The osseointegrated prosthesis is a vast improvement, yet challenges remain. The rod fuses with the bone, but there is still space where it exits the body that was susceptible to bacteria.
“Osseointegrated prosthetics have lots of advantages but they are more complex and more expensive and they don’t work for everybody, so it’s kind of a choice,” said Timothy Bentley, a force health protection program officer involved with MOIP. “The right person should get an [osseointegrated] prosthetic but other people will have sockets and they can be improved too and our efforts are looking to support both of those.”
The MOIP team began brainstorming in late 2015, then divided responsibilities among team members. The actual work began in early 2016, Salvino said.
One of the major focuses of the program is structural health, a field in which Salvino has expertise. Modern bridges and airplanes have sensors built into their construction that monitor stress and collect data on use and behavior to better inform maintenance crews and engineers aiming to improve construction techniques.
Salvino wanted to bring these technologies to prosthetics.The team is developing a way to put sensors in sockets and inside the implantable prosthetics themselves, or in a nanosensor skin that would adhere to the implantable prosthetic inside and outside the body.
Bentley said they can use 3-D printers to make sensors and better-fitting sockets.
The team is also working to develop a skin to help close gaps between the soft tissue and the implantable prosthetic, and to find a way to relay data from within the body to the outside, which would likely mean a handheld scanner or device.
Perhaps most exciting, Bentley said, is the primitive synthetic immune system they are developing for the implantable prosthetic inside the body. Sensors inside or on the prosthetic would detect bacteria, infection or dead tissue. They would then alert doctors before it became a major issue, release a chemical response or kill the bacteria with small volts of electricity.

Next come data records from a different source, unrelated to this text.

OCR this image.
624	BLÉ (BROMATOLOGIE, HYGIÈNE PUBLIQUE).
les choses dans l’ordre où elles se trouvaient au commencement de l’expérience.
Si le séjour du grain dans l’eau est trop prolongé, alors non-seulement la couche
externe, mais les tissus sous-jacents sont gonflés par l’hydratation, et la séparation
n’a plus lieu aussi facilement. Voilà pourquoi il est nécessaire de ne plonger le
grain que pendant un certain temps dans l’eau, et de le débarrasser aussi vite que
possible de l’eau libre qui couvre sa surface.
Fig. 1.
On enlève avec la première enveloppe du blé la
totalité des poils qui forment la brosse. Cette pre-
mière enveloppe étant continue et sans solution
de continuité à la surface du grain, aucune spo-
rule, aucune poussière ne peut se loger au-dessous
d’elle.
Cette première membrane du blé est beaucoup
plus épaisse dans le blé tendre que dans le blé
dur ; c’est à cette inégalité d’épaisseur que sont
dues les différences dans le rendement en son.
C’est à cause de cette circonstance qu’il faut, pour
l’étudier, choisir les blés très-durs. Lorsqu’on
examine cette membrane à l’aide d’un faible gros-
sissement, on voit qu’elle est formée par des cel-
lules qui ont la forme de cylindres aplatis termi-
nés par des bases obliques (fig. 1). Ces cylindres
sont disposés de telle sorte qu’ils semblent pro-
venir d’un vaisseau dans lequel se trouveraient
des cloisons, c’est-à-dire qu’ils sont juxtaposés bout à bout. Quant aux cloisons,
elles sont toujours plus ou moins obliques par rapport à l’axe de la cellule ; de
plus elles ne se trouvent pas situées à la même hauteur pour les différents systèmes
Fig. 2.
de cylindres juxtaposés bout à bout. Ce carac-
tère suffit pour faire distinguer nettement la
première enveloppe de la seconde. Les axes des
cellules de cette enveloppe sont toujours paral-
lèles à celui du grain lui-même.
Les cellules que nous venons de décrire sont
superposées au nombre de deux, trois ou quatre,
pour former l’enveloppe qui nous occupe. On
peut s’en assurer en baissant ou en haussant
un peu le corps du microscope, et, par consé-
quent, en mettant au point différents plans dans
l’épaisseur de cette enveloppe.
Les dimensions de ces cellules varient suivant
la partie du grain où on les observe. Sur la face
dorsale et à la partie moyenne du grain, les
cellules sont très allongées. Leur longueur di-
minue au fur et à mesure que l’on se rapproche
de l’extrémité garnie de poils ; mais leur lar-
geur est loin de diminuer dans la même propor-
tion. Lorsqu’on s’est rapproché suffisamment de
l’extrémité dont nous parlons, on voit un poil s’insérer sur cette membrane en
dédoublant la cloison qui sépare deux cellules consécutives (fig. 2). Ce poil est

“The eventual goal is to have the sensor itself sense bacterial growth and then respond with an electrical stimulation that either kills or drives the bacteria away,” Bentley said.
So far, there are eight projects that will be rolled out in stages, Salvino said. MOIP is working with a medical device company to create a polished prototype while researchers continue to tweak their projects. The next step, Salvino said, is to reproduce results from the lab testing with a device that can be put on an amputee.
“We’re all rolling together to make a real difference in the way people can live their lives,” Bentley said.